Le dossier doit traiter l’effet des stratégies automatiques. Une campagne peut autoriser Amazon à augmenter une enchère jusqu’à une limite ou à réallouer le budget vers des impressions jugées plus susceptibles de convertir. Une hausse n’est pas un supplément caché si elle correspond à la stratégie acceptée. L’examen portera sur la limite autorisée, le mécanisme d’ajustement, la date d’activation, les avertissements présentés et la cohérence entre ces paramètres et le prix facturé. L’entreprise doit isoler les opérations où le système a utilisé une faculté contractuelle de celles où il aurait appliqué une règle absente ou contraire à l’information fournie.
La qualité de l’annonce et la concurrence entre enchérisseurs doivent être intégrées à l’expertise. L’annonce gagnante peut ne pas être celle qui propose le montant nominal le plus élevé si l’algorithme tient compte de la pertinence, de la probabilité de clic ou de la qualité de la fiche produit. Le rapport doit donc demander les variables pertinentes, leur définition et la façon dont elles interviennent dans le prix. À défaut d’accès complet, il faut préciser que le calcul est une estimation et mesurer l’intervalle d’incertitude. Une demande qui prétend connaître la seconde offre sans disposer de la donnée sera facilement contestée.
La preuve du préjudice commercial ne s’arrête pas à la facture. Un surcoût publicitaire peut réduire la marge unitaire, provoquer l’augmentation du prix de vente, diminuer le budget consacré à d’autres canaux, réduire le nombre de campagnes rentables ou retarder le lancement d’un produit. Une baisse de ventes peut aussi venir d’un stock insuffisant, d’une rupture logistique, d’un changement de classement naturel, d’une offre concurrente ou d’une saisonnalité. Le demandeur doit définir la chaîne causale : surcoût allégué, décision économique, effet mesurable sur les ventes ou la marge, puis montant réclamé.

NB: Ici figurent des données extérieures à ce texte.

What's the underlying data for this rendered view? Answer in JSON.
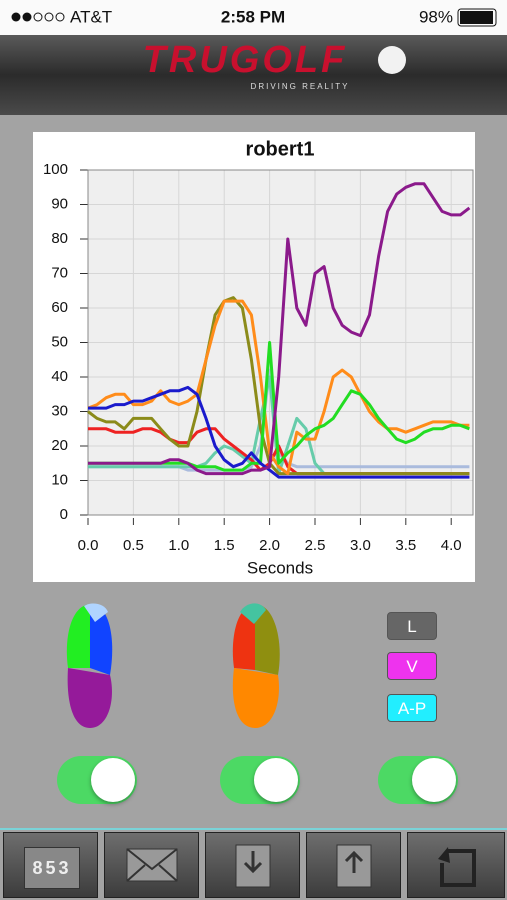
{
  "status_bar": {
    "carrier": "AT&T",
    "time": "2:58 PM",
    "battery": "98%"
  },
  "header": {
    "logo": "TRUGOLF",
    "tagline": "DRIVING REALITY"
  },
  "chart_data": {
    "type": "line",
    "title": "robert1",
    "xlabel": "Seconds",
    "x": [
      0.0,
      0.1,
      0.2,
      0.3,
      0.4,
      0.5,
      0.6,
      0.7,
      0.8,
      0.9,
      1.0,
      1.1,
      1.2,
      1.3,
      1.4,
      1.5,
      1.6,
      1.7,
      1.8,
      1.9,
      2.0,
      2.1,
      2.2,
      2.3,
      2.4,
      2.5,
      2.6,
      2.7,
      2.8,
      2.9,
      3.0,
      3.1,
      3.2,
      3.3,
      3.4,
      3.5,
      3.6,
      3.7,
      3.8,
      3.9,
      4.0,
      4.1,
      4.2
    ],
    "xlim": [
      0,
      4.24
    ],
    "ylim": [
      0,
      100
    ],
    "xticks": [
      {
        "value": 0,
        "label": "0.0"
      },
      0.5,
      {
        "value": 1,
        "label": "1.0"
      },
      1.5,
      {
        "value": 2,
        "label": "2.0"
      },
      2.5,
      {
        "value": 3,
        "label": "3.0"
      },
      3.5,
      {
        "value": 4,
        "label": "4.0"
      }
    ],
    "yticks": [
      0,
      10,
      20,
      30,
      40,
      50,
      60,
      70,
      80,
      90,
      100
    ],
    "grid": true,
    "series": [
      {
        "color": "#aabbdd",
        "values": [
          14,
          14,
          14,
          14,
          14,
          14,
          14,
          14,
          14,
          14,
          14,
          13,
          13,
          13,
          13,
          13,
          13,
          13,
          14,
          20,
          42,
          18,
          15,
          14,
          14,
          14,
          14,
          14,
          14,
          14,
          14,
          14,
          14,
          14,
          14,
          14,
          14,
          14,
          14,
          14,
          14,
          14,
          14
        ]
      },
      {
        "color": "#66ccaa",
        "values": [
          14,
          14,
          14,
          14,
          14,
          14,
          14,
          14,
          14,
          14,
          14,
          14,
          14,
          15,
          18,
          20,
          19,
          17,
          15,
          28,
          40,
          12,
          20,
          28,
          25,
          15,
          12,
          12,
          12,
          12,
          12,
          12,
          12,
          12,
          12,
          12,
          12,
          12,
          12,
          12,
          12,
          12,
          12
        ]
      },
      {
        "color": "#ee2222",
        "values": [
          25,
          25,
          25,
          24,
          24,
          24,
          25,
          25,
          24,
          22,
          21,
          21,
          24,
          25,
          25,
          22,
          20,
          18,
          16,
          13,
          15,
          20,
          14,
          12,
          12,
          12,
          12,
          12,
          12,
          12,
          12,
          12,
          12,
          12,
          12,
          12,
          12,
          12,
          12,
          12,
          12,
          12,
          12
        ]
      },
      {
        "color": "#8b8b1a",
        "values": [
          30,
          28,
          27,
          27,
          25,
          28,
          28,
          28,
          25,
          22,
          20,
          20,
          30,
          45,
          58,
          62,
          63,
          60,
          45,
          25,
          15,
          12,
          12,
          12,
          12,
          12,
          12,
          12,
          12,
          12,
          12,
          12,
          12,
          12,
          12,
          12,
          12,
          12,
          12,
          12,
          12,
          12,
          12
        ]
      },
      {
        "color": "#ff8c1a",
        "values": [
          31,
          32,
          34,
          35,
          35,
          32,
          32,
          33,
          36,
          33,
          32,
          33,
          35,
          45,
          55,
          62,
          62,
          62,
          58,
          40,
          18,
          14,
          12,
          24,
          22,
          22,
          30,
          40,
          42,
          40,
          35,
          30,
          27,
          25,
          25,
          24,
          25,
          26,
          27,
          27,
          27,
          26,
          26
        ]
      },
      {
        "color": "#22dd22",
        "values": [
          15,
          15,
          15,
          15,
          15,
          15,
          15,
          15,
          15,
          15,
          15,
          15,
          14,
          14,
          14,
          13,
          13,
          13,
          15,
          15,
          50,
          15,
          18,
          20,
          23,
          25,
          26,
          28,
          32,
          36,
          35,
          32,
          28,
          25,
          22,
          21,
          22,
          24,
          25,
          25,
          26,
          26,
          25
        ]
      },
      {
        "color": "#1a1acc",
        "values": [
          31,
          31,
          31,
          32,
          32,
          33,
          33,
          34,
          35,
          36,
          36,
          37,
          35,
          28,
          20,
          16,
          14,
          15,
          18,
          15,
          13,
          11,
          11,
          11,
          11,
          11,
          11,
          11,
          11,
          11,
          11,
          11,
          11,
          11,
          11,
          11,
          11,
          11,
          11,
          11,
          11,
          11,
          11
        ]
      },
      {
        "color": "#8b1a8b",
        "values": [
          15,
          15,
          15,
          15,
          15,
          15,
          15,
          15,
          15,
          16,
          16,
          15,
          13,
          12,
          12,
          12,
          12,
          12,
          13,
          13,
          14,
          40,
          80,
          60,
          55,
          70,
          72,
          60,
          55,
          53,
          52,
          58,
          75,
          88,
          93,
          95,
          96,
          96,
          92,
          88,
          87,
          87,
          89
        ]
      }
    ]
  },
  "legend_buttons": [
    "L",
    "V",
    "A-P"
  ],
  "toolbar": {
    "counter": "853"
  }
}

Le droit de la preuve impose cette discipline. L’article 1353 du Code civil indique que « Celui qui réclame l’exécution d’une obligation doit la prouver ». En matière de pratique anticoncurrentielle, le régime spécial aménage certaines présomptions, mais il ne transforme pas toute anomalie de facturation en dommage indemnisable. La Cour de cassation, chambre commerciale, 26 février 2025, pourvoi n° 23-18.599, l’a rappelé : « la partie qui soutient qu’une pratique anticoncurrentielle lui a causé un préjudice doit en rapporter la preuve ». L’arrêt distingue ainsi l’objet du droit de la concurrence, qui protège le libre jeu du marché, et la preuve personnelle du dommage invoqué par une entreprise.

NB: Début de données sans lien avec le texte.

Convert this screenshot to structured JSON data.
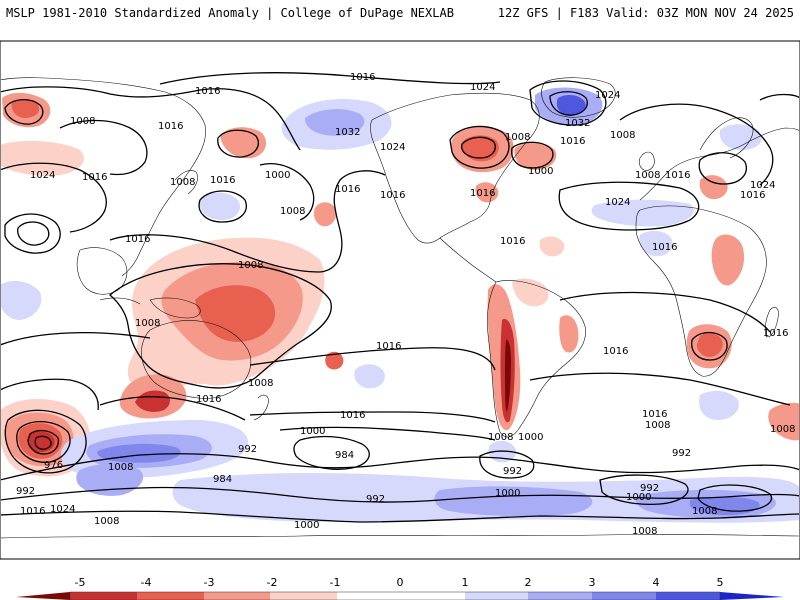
{
  "header": {
    "left_title": "MSLP 1981-2010 Standardized Anomaly | College of DuPage NEXLAB",
    "right_title": "12Z GFS | F183 Valid: 03Z MON NOV 24 2025"
  },
  "colors": {
    "neg5": "#7a0a0a",
    "neg4": "#c83232",
    "neg3": "#e8604f",
    "neg2": "#f59a8a",
    "neg1": "#fcd2c8",
    "zero": "#ffffff",
    "pos1": "#d6d8fc",
    "pos2": "#a9adf5",
    "pos3": "#7f86ec",
    "pos4": "#4e57e0",
    "pos5": "#1f24c8"
  },
  "isobar_labels": [
    "1016",
    "1024",
    "1024",
    "1008",
    "1016",
    "1008",
    "1032",
    "1024",
    "1008",
    "1016",
    "1024",
    "1016",
    "1032",
    "1024",
    "1016",
    "1008",
    "1000",
    "1016",
    "1008",
    "1016",
    "1000",
    "1016",
    "1024",
    "1016",
    "1016",
    "1008",
    "1016",
    "1008",
    "1016",
    "1016",
    "1008",
    "1016",
    "1016",
    "1016",
    "1016",
    "1016",
    "1008",
    "1000",
    "1016",
    "1008",
    "976",
    "1000",
    "1008",
    "992",
    "984",
    "992",
    "984",
    "992",
    "1000",
    "992",
    "1008",
    "1024",
    "1016",
    "1008",
    "992",
    "1000",
    "1016",
    "1008",
    "992",
    "1008",
    "1000",
    "1008"
  ],
  "colorbar": {
    "tick_labels": [
      "-5",
      "-4",
      "-3",
      "-2",
      "-1",
      "0",
      "1",
      "2",
      "3",
      "4",
      "5"
    ]
  }
}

La même décision est utile pour éviter un mauvais raccourci sur la concurrence déloyale. La caractérisation d’une pratique anticoncurrentielle ne suffit pas nécessairement à établir que chaque opérateur a subi un dommage. Une société française devra relier les campagnes qu’elle a payées au marché et à la période concernés. Un rapport qui additionne toutes les factures Amazon sans distinguer les produits, les pays et les modes d’enchère risque d’être rejeté ou fortement réduit.
La Cour de cassation admet cependant des méthodes économiques structurées. Dans son arrêt de la chambre commerciale du 1er mars 2023, pourvois n° 20-18.356 et 20-20.416, elle a jugé que des pratiques cumulées dans le temps et se renforçant mutuellement pouvaient justifier une évaluation globale lorsque le préjudice était reconstitué par des méthodes contrefactuelles et que les hypothèses avaient été discutées. La décision ne donne pas une permission de chiffrer au forfait : elle impose de relier l’évaluation au fonctionnement du marché qui aurait existé sans les comportements fautifs.
Dans le contentieux publicitaire, la méthode peut combiner plusieurs niveaux. Un premier niveau reconstruit le prix d’une impression ou d’un clic à partir de la règle annoncée. Un deuxième niveau mesure le surcoût total de la campagne. Un troisième niveau examine les décisions de l’entreprise : hausse de prix, baisse de marge, réduction du budget, abandon d’un produit ou perte d’un volume de ventes. La présence d’une perte de chance doit être réservée aux hypothèses où l’événement favorable n’était pas certain mais où la pratique a diminué une probabilité réelle et sérieuse.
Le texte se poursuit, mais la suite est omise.